Correct Answer & Explanation

. Semi-rigid ankle stirrup brace


Explanation

A semi-rigid ankle stirrup brace (e.g., ASO, Air-Stirrup) is generally recommended for conservative management of chronic lateral ankle instability. These braces provide mechanical support to limit inversion and eversion while still allowing for some dorsiflexion and plantarflexion, thus enabling rehabilitation exercises and activity. A soft sleeve offers minimal support. A rigid AFO is too restrictive for most rehabilitation. A cam walker boot is used for acute injury or post-operatively, not typically for chronic instability management during activity. Athletic tape provides support but often loses effectiveness and can cause skin irritation.

Question 6280

Topic: 8. Foot and Ankle

Which anatomical structure is responsible for dynamically everting the foot and resisting excessive inversion, thereby complementing the lateral ankle ligaments?

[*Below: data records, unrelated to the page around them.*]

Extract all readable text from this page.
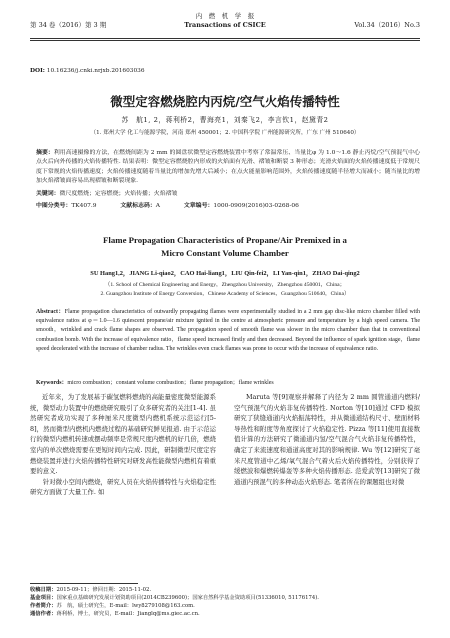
第 34 卷（2016）第 3 期
内　燃　机　学　报
Transactions of CSICE	Vol.34（2016）No.3
DOI: 10.16236/j.cnki.nrjxb.201603036
微型定容燃烧腔内丙烷/空气火焰传播特性
苏　航1, 2，蒋利桥2，曹海亮1，刘秦飞2，李言钦1，赵黛青2
（1. 郑州大学 化工与能源学院，河南 郑州 450001；2. 中国科学院 广州能源研究所，广东 广州 510640）
摘要：利用高速摄像的方法，在燃烧间距为 2 mm 的圆盘状微型定容燃烧装置中考察了常温常压、当量比φ 为 1.0～1.6 静止丙烷/空气预混气中心点火后向外传播的火焰传播特性. 结果表明：微型定容燃烧腔内形成的火焰面有光滑、褶皱和断裂 3 种形态；光滑火焰面的火焰传播速度低于常规尺度下常规的火焰传播速度；火焰传播速度随着当量比的增加先增大后减小；在点火能量影响范围外，火焰传播速度随半径增大而减小；随当量比的增加火焰褶皱面容易出现褶皱和断裂现象.
关键词：微尺度燃烧；定容燃烧；火焰传播；火焰褶皱
中图分类号：TK407.9	文献标志码：A	文章编号：1000-0909(2016)03-0268-06
Flame Propagation Characteristics of Propane/Air Premixed in a
Micro Constant Volume Chamber
SU Hang1,2，JIANG Li-qiao2，CAO Hai-liang1，LIU Qin-fei2，LI Yan-qin1，ZHAO Dai-qing2
（1. School of Chemical Engineering and Energy，Zhengzhou University，Zhengzhou 450001，China；
2. Guangzhou Institute of Energy Conversion，Chinese Academy of Sciences，Guangzhou 510640，China）
Abstract：Flame propagation characteristics of outwardly propagating flames were experimentally studied in a 2 mm gap disc-like micro chamber filled with equivalence ratios at φ＝1.0—1.6 quiescent propane/air mixture ignited in the centre at atmospheric pressure and temperature by a high speed camera. The smooth，wrinkled and crack flame shapes are observed. The propagation speed of smooth flame was slower in the micro chamber than that in conventional combustion bomb. With the increase of equivalence ratio，flame speed increased firstly and then decreased. Beyond the influence of spark ignition stage，flame speed decelerated with the increase of chamber radius. The wrinkles even crack flames was prone to occur with the increase of equivalence ratio.
Keywords：micro combustion；constant volume combustion；flame propagation；flame wrinkles

近年来，为了发展基于碳氢燃料燃烧的高能量密度微型能源系统，微型动力装置中的燃烧研究吸引了众多研究者的关注[1-4]. 虽然研究者成功实现了多种厘米尺度微型内燃机系统示范运行[5-8]，然而微型内燃机内燃烧过程的基础研究鲜见报道. 由于示范运行的微型内燃机转速或摆动频率是常规尺度内燃机的好几倍，燃烧室内的单次燃烧需要在更短时间内完成. 因此，研制微型尺度定容燃烧装置并进行火焰传播特性研究对研发高性能微型内燃机有着重要的意义.
　　针对微小空间内燃烧，研究人员在火焰传播特性与火焰稳定性研究方面做了大量工作. 如

Maruta 等[9]观察并解释了内径为 2 mm 圆管通道内燃料/空气预混气的火焰非复传播特性. Norton 等[10]通过 CFD 模拟研究了狭缝通道内火焰振荡特性，并从微通道结构尺寸、壁面材料导热性和附度等角度探讨了火焰稳定性. Pizza 等[11]使用直接数值计算的方法研究了微通道内氢/空气混合气火焰非复传播特性，确定了来流速度和通道高度对其的影响规律. Wu 等[12]研究了毫米尺度管道中乙烯/氧气混合气着火后火焰传播特性，分别获得了缓燃波和爆燃转爆轰等多种火焰传播形态. 范爱武等[13]研究了微通道内预混气的多种动态火焰形态. 笔者所在的课题组也对微

收稿日期：2015-09-11；修回日期：2015-11-02.
基金项目：国家重点基础研究发展计划资助项目(2014CB239600)；国家自然科学基金资助项目(51336010, 51176174).
作者简介：苏　航，硕士研究生，E-mail：lwy8279108@163.com.
通信作者：蒋利桥，博士，研究员，E-mail：Jianglq@ms.giec.ac.cn.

. Tibialis anterior tendon
. Flexor digitorum longus tendon
. Peroneus brevis tendon
. Posterior tibialis tendon
. Achilles tendon

Correct Answer & Explanation

. Peroneus brevis tendon


Explanation

The peroneal tendons (peroneus longus and brevis) are the primary dynamic stabilizers responsible for everting the foot and resisting excessive inversion. They act as active protectors against ankle sprains, complementing the static stability provided by the lateral ankle ligaments. The tibialis anterior and posterior tibialis are invertors (or dorsiflexors/plantarflexors). The flexor digitorum longus flexes toes, and the Achilles tendon plantarflexes the ankle.